General Gough was in the command truck, with General Bucheery. It looked the same as the others, but the sides and top were fiberglass, not metal, so the comm gear would work without telltale antennas. He’d said a few dry words at the midnight briefing, about how essential it was to work together. Bucheery had praised the interrogation team that had developed the information on which the morning’s raid was based. Parts of his remarks were in Arabic, about how unpleasant tasks had sometimes to be performed, to save life and maintain order.

She didn’t like to think about what that meant. She was afraid the “unpleasant task” had involved the woman in Shawki’s house. The NCIS couldn’t get physical, but the host agencies they worked with were not always so concerned with the rules. The general went on to say that by “intense interrogation”—her mind flinched away again — of Shawki’s wife, and working with what Aisha had caught on the phone, the SIS had taken one Rahimullah bin Jun’ad into custody.

Bucheery said bin Jun’ad, a would-be mullah with ties to radical groups in Egypt and Afghanistan, had been “persuaded” to give up the location of the stolen explosives, and other information about a plot to attack a United States installation in Bahrain. Bin Jun’ad had confessed to providing local recruits, but the actual leader was a shadowy figure he knew only as the Doctor. The Doctor was the primary goal of today’s raid, along, of course, with the explosives and any weapons the group had managed to assemble or import.

Someone in the truck farted. The smell lay close and rank. She hated the idea of having to breathe in the actual molecules that had been in someone’s lower gut a moment before…. She tilted her wrist again.

0420.

A few minutes later the word must have come through, because the back doors opened and the crush lessened as men jumped out. Quietly. No one spoke. She dropped to the dew-damp asphalt with them. Took position in line, and began jogging down the street, deeper into the ancient reticulation of the old city. No streetlights, just stars, straight up, a narrow band of them between the tops of two- and three-story buildings that lined the street with no setback whatsoever, in fact many with the upper floors levered out over the frontages till they almost met. The muted crackle of a radio ahead, and the scuff of boots. The distant sound of a television, on very early.

Sweating under the heavy vest, with someone treading on her heels, she took deep breaths, trying to steady the accelerating hammer of her pulse. Tipping her wrist back, glancing down at the luminescent hands.

0425.

* * *

Dan woke suddenly in pitch darkness. For a moment he didn’t know where he was. Where was the little red light that marked the phone, the faintly illuminated circle of the closed porthole. Then he remembered. He was in the in-port stateroom, they were working on the toilet in his at-sea cabin, and he’d shifted down here. He succeeded at last in resolving the direction of the bathroom. Then groped his way back to the too-short bed, wadded the pillow, lay back.

And stared into the darkness.

Blair had called from the States. A one-minute call from an army base before taking off for the funerals. She didn’t sound as if she missed him. Didn’t sound as if she was thinking about him at all, as if calling him was just another thing she had to get done. He replayed the last conversation they’d had. Then the days before it. Almost all of it, yeah, nice. For a while they’d recaptured what had brought them together in the beginning.

But the navy was tough on marriages. He could count on the fingers of one hand the classmates who were still with their June Week brides. Damn few … Claudia was having trouble, too … and now he was starting to hear the same lyrics from Blair. A house, settling down, building something. What, like she was building a career in the executive branch? Compared with politics, the navy was as secure a career as the post office. At least, since he’d made O-5, he was guaranteed retirement, unless he really and truly screwed the pooch. Which he’d almost done a couple of times already…. His thoughts spun on, a perpetual motion machine whirring in the dark.
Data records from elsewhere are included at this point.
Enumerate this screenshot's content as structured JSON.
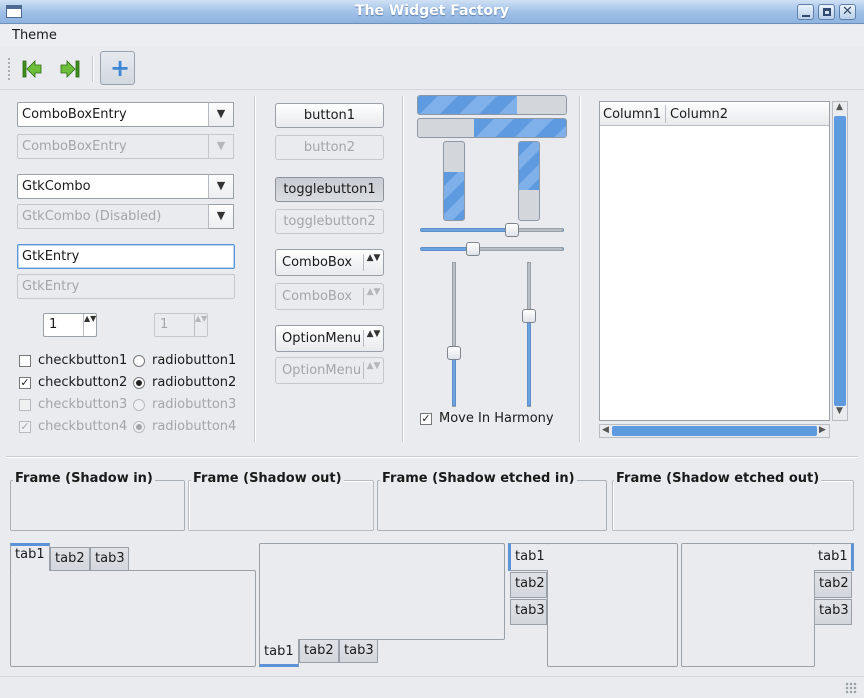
{
  "window": {
    "title": "The Widget Factory"
  },
  "menu": {
    "theme": "Theme"
  },
  "col1": {
    "combo_entry": "ComboBoxEntry",
    "combo_entry_dis": "ComboBoxEntry",
    "gtk_combo": "GtkCombo",
    "gtk_combo_dis": "GtkCombo (Disabled)",
    "gtk_entry": "GtkEntry",
    "gtk_entry_dis": "GtkEntry",
    "spin1": "1",
    "spin2": "1",
    "checks": [
      "checkbutton1",
      "checkbutton2",
      "checkbutton3",
      "checkbutton4"
    ],
    "radios": [
      "radiobutton1",
      "radiobutton2",
      "radiobutton3",
      "radiobutton4"
    ],
    "check_marks": [
      "",
      "✓",
      "",
      "✓"
    ]
  },
  "col2": {
    "button1": "button1",
    "button2": "button2",
    "toggle1": "togglebutton1",
    "toggle2": "togglebutton2",
    "combobox": "ComboBox",
    "combobox_dis": "ComboBox",
    "option": "OptionMenu",
    "option_dis": "OptionMenu"
  },
  "col3": {
    "progress_h1": 0.67,
    "progress_h2_start": 0.38,
    "progress_v1_start": 0.38,
    "progress_v2": 0.62,
    "hslider1": 0.64,
    "hslider2": 0.37,
    "vslider1": 0.63,
    "vslider2": 0.37,
    "harmony_mark": "✓",
    "harmony": "Move In Harmony"
  },
  "tree": {
    "column1": "Column1",
    "column2": "Column2"
  },
  "frames": [
    "Frame (Shadow in)",
    "Frame (Shadow out)",
    "Frame (Shadow etched in)",
    "Frame (Shadow etched out)"
  ],
  "tabs": [
    "tab1",
    "tab2",
    "tab3"
  ],
  "glyphs": {
    "down": "▼",
    "updown": "▲▼",
    "left": "◀",
    "right": "▶",
    "up": "▲"
  }
}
He worried again about their exposed position, but not with the same intensity as when they’d first shifted out. What had the Senior called it? “Sitting here with our thumb up our ass.” But nothing had happened. He wondered if he should knock off the boat patrols. It soaked up a lot of man-hours. At least Schaad had looked at the quick reaction team procedures again, and they’d streamlined the procedures for getting weapons and ammo on deck. The trouble was, the easier you made that sort of material to get to, the fewer safeguards you had against theft and misuse. They were both security issues, but heightening one meant lessening the other.